Archaeopodagrion

Scientific classification
- Kingdom: Animalia
- Phylum: Arthropoda
- Clade: Pancrustacea
- Class: Insecta
- Order: Odonata
- Suborder: Zygoptera
- Superfamily: Polythoroidea
- Family: Philogeniidae
- Genus: Archaeopodagrion Kennedy, 1939

= Archaeopodagrion =

Genus of damselflies

Archaeopodagrion is a genus of damselflies in the family Philogeniidae. Species of Archaeopodagrion occur in Central and South America, where they inhabit forest streams.

==Description==
Archaeopodagrion are slender forest damselflies with long legs and clear wings. They inhabit streams in tropical forests, where they perch on vegetation beside running water.

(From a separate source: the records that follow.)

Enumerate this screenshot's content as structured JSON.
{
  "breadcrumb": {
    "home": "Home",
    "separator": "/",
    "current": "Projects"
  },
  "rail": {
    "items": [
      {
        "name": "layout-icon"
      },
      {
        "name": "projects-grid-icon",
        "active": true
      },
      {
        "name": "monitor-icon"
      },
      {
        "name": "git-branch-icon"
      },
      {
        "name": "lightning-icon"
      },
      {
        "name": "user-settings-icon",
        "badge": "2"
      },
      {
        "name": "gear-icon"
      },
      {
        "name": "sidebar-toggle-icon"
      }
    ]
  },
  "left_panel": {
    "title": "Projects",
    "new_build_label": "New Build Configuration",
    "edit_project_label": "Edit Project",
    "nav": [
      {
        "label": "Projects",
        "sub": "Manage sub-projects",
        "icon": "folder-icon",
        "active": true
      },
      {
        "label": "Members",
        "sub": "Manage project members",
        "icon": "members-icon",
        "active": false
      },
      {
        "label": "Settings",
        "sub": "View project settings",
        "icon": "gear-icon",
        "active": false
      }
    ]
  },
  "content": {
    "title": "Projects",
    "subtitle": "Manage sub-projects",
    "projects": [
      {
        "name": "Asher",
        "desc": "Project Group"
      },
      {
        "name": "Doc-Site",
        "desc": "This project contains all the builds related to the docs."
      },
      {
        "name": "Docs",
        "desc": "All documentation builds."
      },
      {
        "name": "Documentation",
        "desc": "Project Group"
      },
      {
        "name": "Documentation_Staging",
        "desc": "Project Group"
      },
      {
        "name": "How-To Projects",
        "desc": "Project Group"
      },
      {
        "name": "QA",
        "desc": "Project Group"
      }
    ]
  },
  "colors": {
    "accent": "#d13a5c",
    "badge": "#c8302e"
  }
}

Males possess a distinctive pair of horn-like projections on the thorax behind the head. The wings are narrow and transparent, with relatively simple venation compared with many related damselflies.

==Distribution and habitat==
Species of Archaeopodagrion inhabit forest streams in Central and South America. The type species, Archaeopodagrion bicorne, was described from small jungle streams in the Oriente region of eastern Ecuador.

==Taxonomy==
Archaeopodagrion was described by Clarence Hamilton Kennedy in 1939 from specimens collected in eastern Ecuador. Kennedy regarded the genus as one of the most primitive members of Megapodagrioninae and considered it intermediate between Megapodagrion, Allopodagrion, Philogenia, Heteragrion and related Neotropical genera.

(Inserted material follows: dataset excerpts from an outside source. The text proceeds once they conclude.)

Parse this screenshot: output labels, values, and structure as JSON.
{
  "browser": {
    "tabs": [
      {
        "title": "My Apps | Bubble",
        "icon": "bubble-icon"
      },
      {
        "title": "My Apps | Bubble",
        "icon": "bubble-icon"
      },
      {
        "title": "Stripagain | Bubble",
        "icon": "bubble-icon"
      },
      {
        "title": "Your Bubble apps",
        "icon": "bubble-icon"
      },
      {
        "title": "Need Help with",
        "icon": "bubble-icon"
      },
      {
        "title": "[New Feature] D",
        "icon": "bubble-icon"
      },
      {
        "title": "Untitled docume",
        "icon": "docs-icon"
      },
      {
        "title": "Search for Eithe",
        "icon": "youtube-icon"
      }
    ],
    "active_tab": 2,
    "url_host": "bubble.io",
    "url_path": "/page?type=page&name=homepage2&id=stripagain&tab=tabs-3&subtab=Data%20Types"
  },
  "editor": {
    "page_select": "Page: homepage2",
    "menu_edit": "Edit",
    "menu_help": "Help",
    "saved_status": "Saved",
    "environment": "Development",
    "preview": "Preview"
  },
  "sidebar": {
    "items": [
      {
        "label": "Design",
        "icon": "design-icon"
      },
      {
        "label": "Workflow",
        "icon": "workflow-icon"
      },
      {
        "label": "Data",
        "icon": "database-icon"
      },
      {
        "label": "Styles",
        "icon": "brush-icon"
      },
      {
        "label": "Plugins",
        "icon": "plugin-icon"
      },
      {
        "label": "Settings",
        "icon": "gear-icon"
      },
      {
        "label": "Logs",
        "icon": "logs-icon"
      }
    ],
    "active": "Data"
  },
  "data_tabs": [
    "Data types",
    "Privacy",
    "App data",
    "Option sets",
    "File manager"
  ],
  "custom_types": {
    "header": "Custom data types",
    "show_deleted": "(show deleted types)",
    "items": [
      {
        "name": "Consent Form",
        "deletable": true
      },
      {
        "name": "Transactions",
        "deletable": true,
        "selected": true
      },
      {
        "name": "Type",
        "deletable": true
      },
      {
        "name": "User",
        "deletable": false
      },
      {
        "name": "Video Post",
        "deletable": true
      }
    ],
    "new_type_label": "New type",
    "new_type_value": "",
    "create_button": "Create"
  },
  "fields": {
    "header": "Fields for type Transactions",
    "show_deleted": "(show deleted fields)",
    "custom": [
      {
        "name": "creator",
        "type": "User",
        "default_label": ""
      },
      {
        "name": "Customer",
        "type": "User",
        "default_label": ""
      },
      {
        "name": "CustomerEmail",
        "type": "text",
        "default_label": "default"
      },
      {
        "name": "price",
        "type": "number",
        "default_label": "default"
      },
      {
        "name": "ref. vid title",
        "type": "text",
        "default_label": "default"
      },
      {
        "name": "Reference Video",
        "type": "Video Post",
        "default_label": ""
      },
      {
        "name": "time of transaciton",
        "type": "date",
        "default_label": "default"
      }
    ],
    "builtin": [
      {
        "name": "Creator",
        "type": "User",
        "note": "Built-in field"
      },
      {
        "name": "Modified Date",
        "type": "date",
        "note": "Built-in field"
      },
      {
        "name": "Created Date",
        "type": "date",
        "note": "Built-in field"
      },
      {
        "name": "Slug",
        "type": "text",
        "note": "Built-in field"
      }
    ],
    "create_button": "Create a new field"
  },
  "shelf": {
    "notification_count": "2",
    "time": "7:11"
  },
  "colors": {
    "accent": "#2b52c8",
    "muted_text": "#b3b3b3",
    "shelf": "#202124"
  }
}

In discussing its relationships, Kennedy described Archaeopodagrion as "a Podagrion ghost out of the past", reflecting his view that the genus retained numerous ancestral features of the group.

The genus was subsequently included within Megapodagrionidae. Molecular phylogenetic studies later showed that Archaeopodagrion and Philogenia form a distinct lineage of damselflies, now recognised as the family Philogeniidae.

==Species==
The following species are currently placed in Archaeopodagrion:
- Archaeopodagrion armatum Tennessen & Johnson, 2010
- Archaeopodagrion bicorne Kennedy, 1939
- Archaeopodagrion bilobatum Kennedy, 1946
- Archaeopodagrion fernandoi Bota-Sierra, 2017
- Archaeopodagrion mayi Amaya-Vallejo, Bota-Sierra, Novelo-Gutiérrez & Sánchez Herrera, 2021
- Archaeopodagrion oelmannae Bota-Sierra, 2025
- Archaeopodagrion recurvatum Amaya-Vallejo, Bota-Sierra, Novelo-Gutiérrez & Sánchez Herrera, 2021

==Etymology==
The genus name Archaeopodagrion is derived from the Greek ἀρχαῖος (archaios, "ancient") and Podagrion, the former name of the genus now known as Megapodagrion. Kennedy explained the name as meaning "Ancient Podagrion", referring to what he considered the primitive nature of the genus.